On July 6, my husband and I traveled to Twin Falls, Idaho, to attend the 15th Annual Minidoka Pilgrimage. I was asked to be the opening keynote speaker. Initially, I wondered why they would ask the mother of a transgender son, whose family was not imprisoned in Minidoka, to open up the pilgrimage. But as I spoke to one of the organizers, I realized that so much of what I went through when my child came out first as lesbian and then transgender ran parallel to the feelings that our Issei and Nisei may have felt.
My strongest feelings were fear, shame and sadness, and as I listened to stories about Minidoka, I could feel those same feelings coming through in their stories.
Individuals felt fear when they were herded into animal stalls, bussed to desolate, dusty land and treated like the enemy even though they were American citizens. There was no trial, no verdict, no sentencing. All were sentenced to be imprisoned because of their ethnicity and where they lived.
Families lost everything they had worked hard for because while they were in camp, their homes were foreclosed on and belongings taken. There was so much fear for their future, the safety of their family and the prejudice they faced. I could relate to it all.
I also heard about children grieving over having to leave their pets behind because they could not be taken with them. I have a dog named Mochi that I love and Aiden’s dog, Kuma, who is like my furry grandchild. I would have been devastated to leave them behind, not knowing how they would survive and knowing they wouldn’t understand why we abandoned them.
I heard stories of children taking in a bird, snake or even a centipede as a pet at camp to fill the void and sadness of leaving their own pets behind. Those are stories I did not know before I came to Minidoka.
And then there was the shame and humiliation of camp. Many came to camp before it was even made livable. There were barracks that were so poorly constructed that the dust came through the cracks in the walls. The barracks did not have privacy, so sometimes only a sheet separated living spaces.
One woman talked about toilets made of a plank of wood with holes cut in them, and someone else mentioned chamber pots (a pot used as a toilet), which were in the barracks, so at night when it was freezing, they didn’t have to trudge over to the communal bathrooms.
There were so many stories.
And yet in the stories, there were woven also moments of pride, hope and perseverance.
One woman shared she wasn’t proud being a Japanese American, and then she went to camp. She left camp proud. She didn’t describe what made her proud, but from the stories that I heard, there was much to be proud about.
The ways the Issei parents kept their families together. The ways mothers persevered without complaint (gaman) and the ways they shielded their children from the horrors and humiliation as best they could. A lady I met named Lilly called her mother her heroine because of the way she handled going to camp and making it the best experience possible for the kids.
Some of the young children who are now in their late 70s and 80s talked about being fed candy and being told that they were going on a vacation and having fun. I can only imagine how much courage and love it took for these Issei and Nisei to create this experience for their children, so that when they grew up, they did not lose their entire childhood years to fear, shame and sadness themselves.
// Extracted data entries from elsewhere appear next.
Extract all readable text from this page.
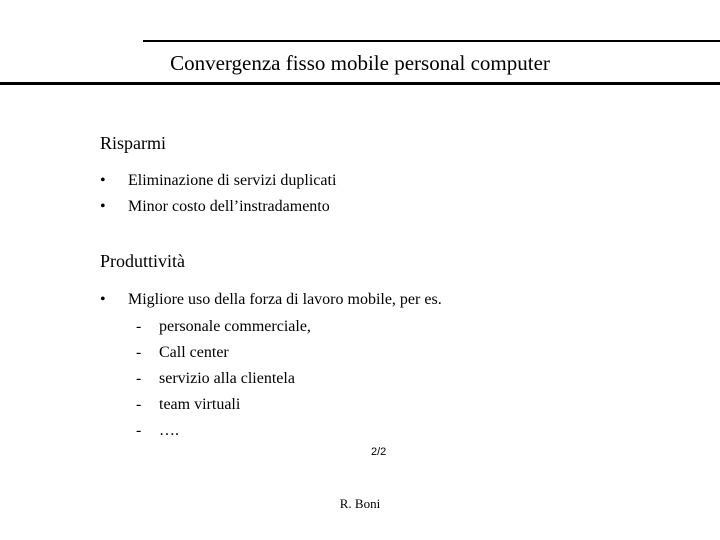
Convergenza fisso mobile personal computer
Risparmi
•	Eliminazione di servizi duplicati
•	Minor costo dell’instradamento
Produttività
•	Migliore uso della forza di lavoro mobile, per es.
- personale commerciale,
- Call center
- servizio alla clientela
- team virtuali
- ….
2/2
R. Boni
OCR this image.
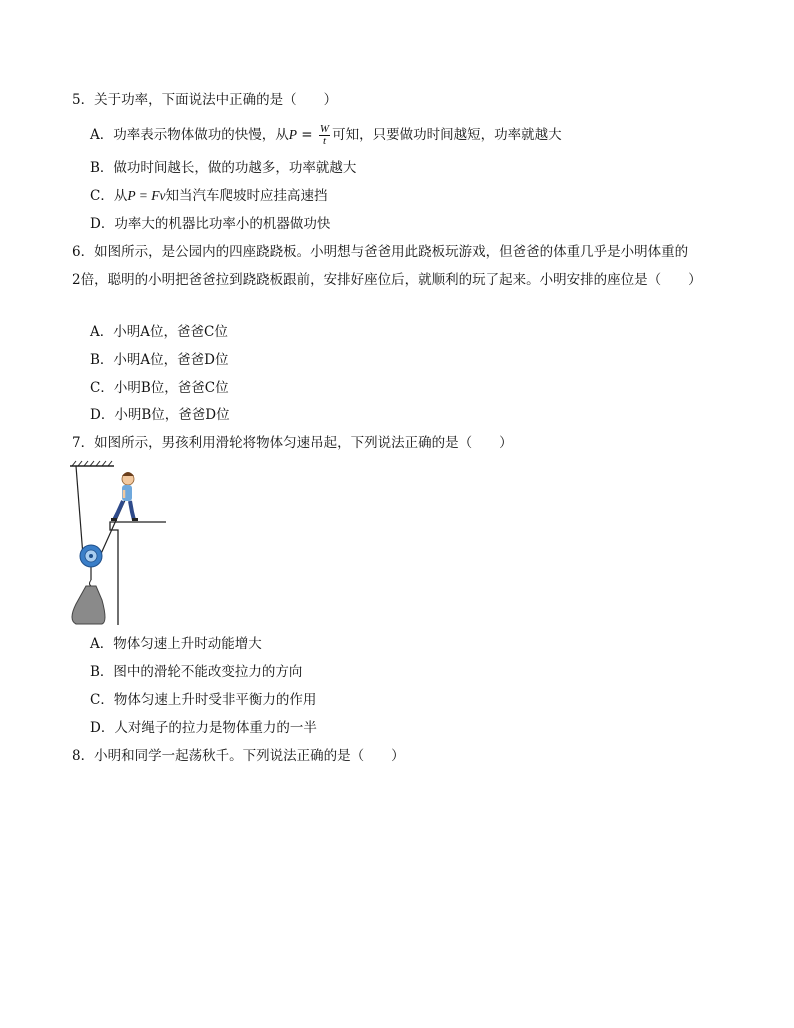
5．关于功率，下面说法中正确的是（　　）
A．功率表示物体做功的快慢，从$P = \frac{W}{t}$ 可知，只要做功时间越短，功率就越大
B．做功时间越长，做的功越多，功率就越大
C．从P = Fv知当汽车爬坡时应挂高速挡
D．功率大的机器比功率小的机器做功快
6．如图所示，是公园内的四座跷跷板。小明想与爸爸用此跷板玩游戏，但爸爸的体重几乎是小明体重的
2倍，聪明的小明把爸爸拉到跷跷板跟前，安排好座位后，就顺利的玩了起来。小明安排的座位是（　　）
A．小明A位，爸爸C位
B．小明A位，爸爸D位
C．小明B位，爸爸C位
D．小明B位，爸爸D位
7．如图所示，男孩利用滑轮将物体匀速吊起，下列说法正确的是（　　）
A．物体匀速上升时动能增大
B．图中的滑轮不能改变拉力的方向
C．物体匀速上升时受非平衡力的作用
D．人对绳子的拉力是物体重力的一半
8．小明和同学一起荡秋千。下列说法正确的是（　　）
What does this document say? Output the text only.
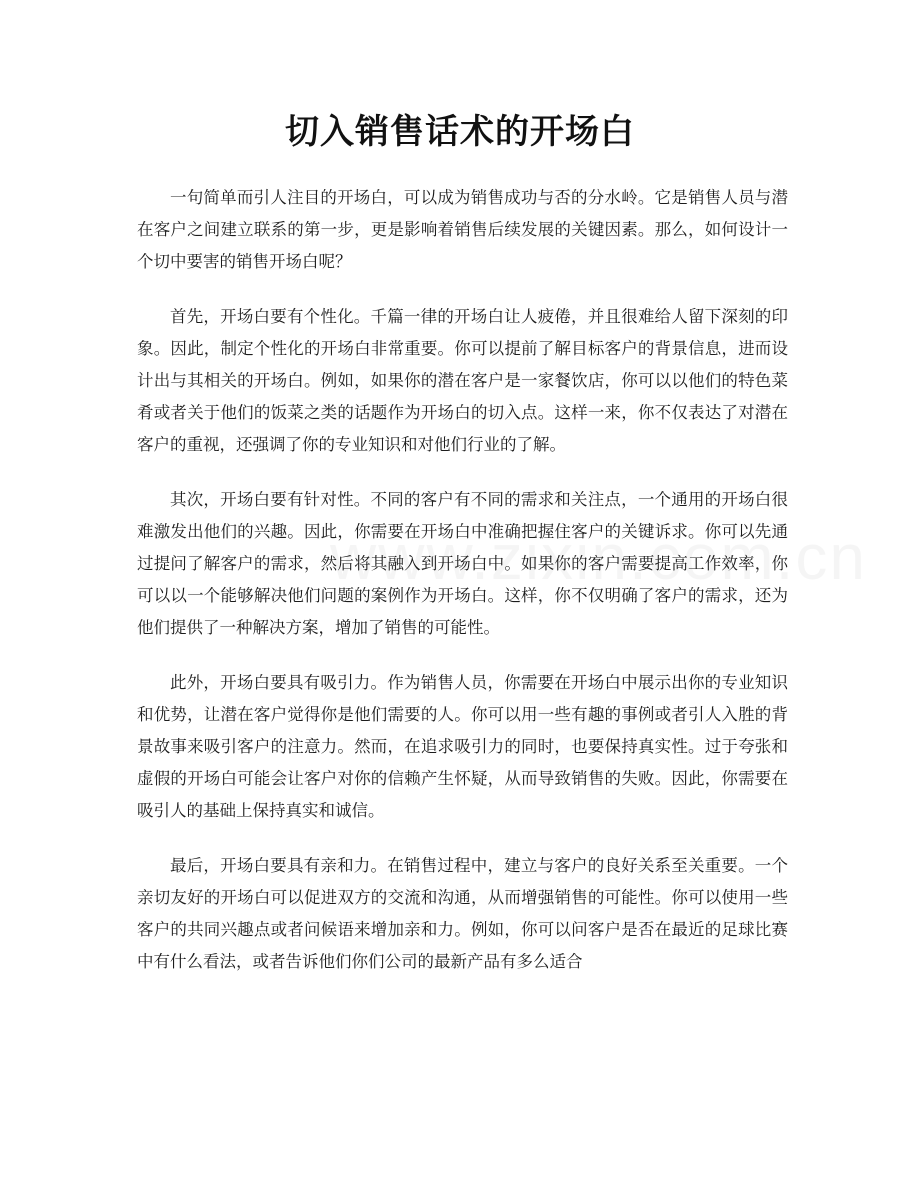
切入销售话术的开场白

一句简单而引人注目的开场白，可以成为销售成功与否的分水岭。它是销售人员与潜在客户之间建立联系的第一步，更是影响着销售后续发展的关键因素。那么，如何设计一个切中要害的销售开场白呢？

首先，开场白要有个性化。千篇一律的开场白让人疲倦，并且很难给人留下深刻的印象。因此，制定个性化的开场白非常重要。你可以提前了解目标客户的背景信息，进而设计出与其相关的开场白。例如，如果你的潜在客户是一家餐饮店，你可以以他们的特色菜肴或者关于他们的饭菜之类的话题作为开场白的切入点。这样一来，你不仅表达了对潜在客户的重视，还强调了你的专业知识和对他们行业的了解。

其次，开场白要有针对性。不同的客户有不同的需求和关注点，一个通用的开场白很难激发出他们的兴趣。因此，你需要在开场白中准确把握住客户的关键诉求。你可以先通过提问了解客户的需求，然后将其融入到开场白中。如果你的客户需要提高工作效率，你可以以一个能够解决他们问题的案例作为开场白。这样，你不仅明确了客户的需求，还为他们提供了一种解决方案，增加了销售的可能性。

此外，开场白要具有吸引力。作为销售人员，你需要在开场白中展示出你的专业知识和优势，让潜在客户觉得你是他们需要的人。你可以用一些有趣的事例或者引人入胜的背景故事来吸引客户的注意力。然而，在追求吸引力的同时，也要保持真实性。过于夸张和虚假的开场白可能会让客户对你的信赖产生怀疑，从而导致销售的失败。因此，你需要在吸引人的基础上保持真实和诚信。

最后，开场白要具有亲和力。在销售过程中，建立与客户的良好关系至关重要。一个亲切友好的开场白可以促进双方的交流和沟通，从而增强销售的可能性。你可以使用一些客户的共同兴趣点或者问候语来增加亲和力。例如，你可以问客户是否在最近的足球比赛中有什么看法，或者告诉他们你们公司的最新产品有多么适合
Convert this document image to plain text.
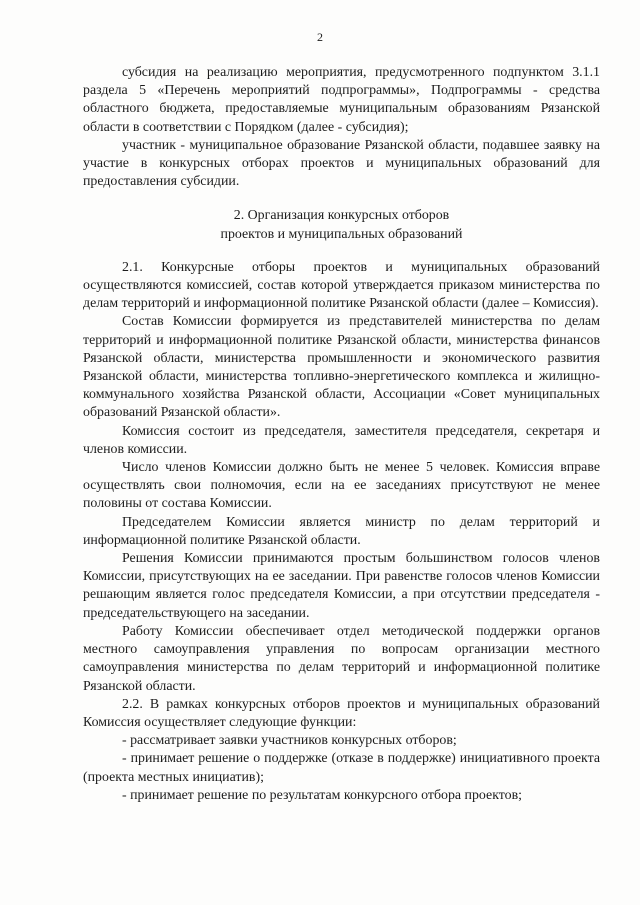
2

субсидия на реализацию мероприятия, предусмотренного подпунктом 3.1.1 раздела 5 «Перечень мероприятий подпрограммы», Подпрограммы - средства областного бюджета, предоставляемые муниципальным образованиям Рязанской области в соответствии с Порядком (далее - субсидия);

участник - муниципальное образование Рязанской области, подавшее заявку на участие в конкурсных отборах проектов и муниципальных образований для предоставления субсидии.

2. Организация конкурсных отборов
проектов и муниципальных образований

2.1. Конкурсные отборы проектов и муниципальных образований осуществляются комиссией, состав которой утверждается приказом министерства по делам территорий и информационной политике Рязанской области (далее – Комиссия).

Состав Комиссии формируется из представителей министерства по делам территорий и информационной политике Рязанской области, министерства финансов Рязанской области, министерства промышленности и экономического развития Рязанской области, министерства топливно-энергетического комплекса и жилищно-коммунального хозяйства Рязанской области, Ассоциации «Совет муниципальных образований Рязанской области».

Комиссия состоит из председателя, заместителя председателя, секретаря и членов комиссии.

Число членов Комиссии должно быть не менее 5 человек. Комиссия вправе осуществлять свои полномочия, если на ее заседаниях присутствуют не менее половины от состава Комиссии.

Председателем Комиссии является министр по делам территорий и информационной политике Рязанской области.

Решения Комиссии принимаются простым большинством голосов членов Комиссии, присутствующих на ее заседании. При равенстве голосов членов Комиссии решающим является голос председателя Комиссии, а при отсутствии председателя - председательствующего на заседании.

Работу Комиссии обеспечивает отдел методической поддержки органов местного самоуправления управления по вопросам организации местного самоуправления министерства по делам территорий и информационной политике Рязанской области.

2.2. В рамках конкурсных отборов проектов и муниципальных образований Комиссия осуществляет следующие функции:

- рассматривает заявки участников конкурсных отборов;

- принимает решение о поддержке (отказе в поддержке) инициативного проекта (проекта местных инициатив);

- принимает решение по результатам конкурсного отбора проектов;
I also heard stories of neighbors taking care of homes and belongings, so that when families returned home, they had not lost everything. This actually happened to my family.
My father’s family home was taken care of by neighbor. The Haggars rented out the home, collected the rent and paid the bills, so Grandpa and Grandma Ogino did not lose their home like so many other Japanese. How lucky my grandparents were to have people who cared and showed up for them.
The reason I go around the country to speak about being the mother of a transgender son is to raise awareness about transgender issues. I want to thank Lois from Southern California for telling me she learned so much from my keynote. It inspires me to keep speaking and sharing my story.
I also speak because I know that if I talk about my shame, sadness and fear, it helps me to heal and move on from those moments. It is not always easy, but I believe it is necessary for me to live a life of joy, gratitude and hope.
At Minidoka, I saw the same things happening to those participating. There were tears, there was pain, yet there was also so much gratitude and hope in the air.
One woman, who I fell in love with, was from Detroit, and her name was Catherine. She was on a panel of women who talked about their camp experiences. Catherine is in her 90s, and she said, “I am at the end of my life, but I am grateful for this life, and I thank you for being part of it.” Here was a woman that was living to her last days with joy and appreciation.
Minidoka pilgrimages honor those Issei and Nisei who lived through this experience, raises awareness of these concentration camps and hopefully brings out the courage in all of us, so that this kind of discrimination will never happen again.
As Anna Tamura, the closing speaker at the pilgrimage so beautifully stated, “My hope is that you will draw inspiration from Minidoka … to be brave helpers that rise to the occasion and stand up and support individuals and communities who are being victimized like our Nikkei community was 75 years ago, here at Minidoka.”
I hope when I am gone, people will say I was a brave helper to both the Nikkei and LGBTQ communities. And whether you do something quietly or something out loud, I hope they will say that about you, too.
Marsha Aizumi is an advocate in the LGBT community and the author of “Two Spirits, One Heart: A Mother, Her Transgender Son and Their Journey to Love and Acceptance.”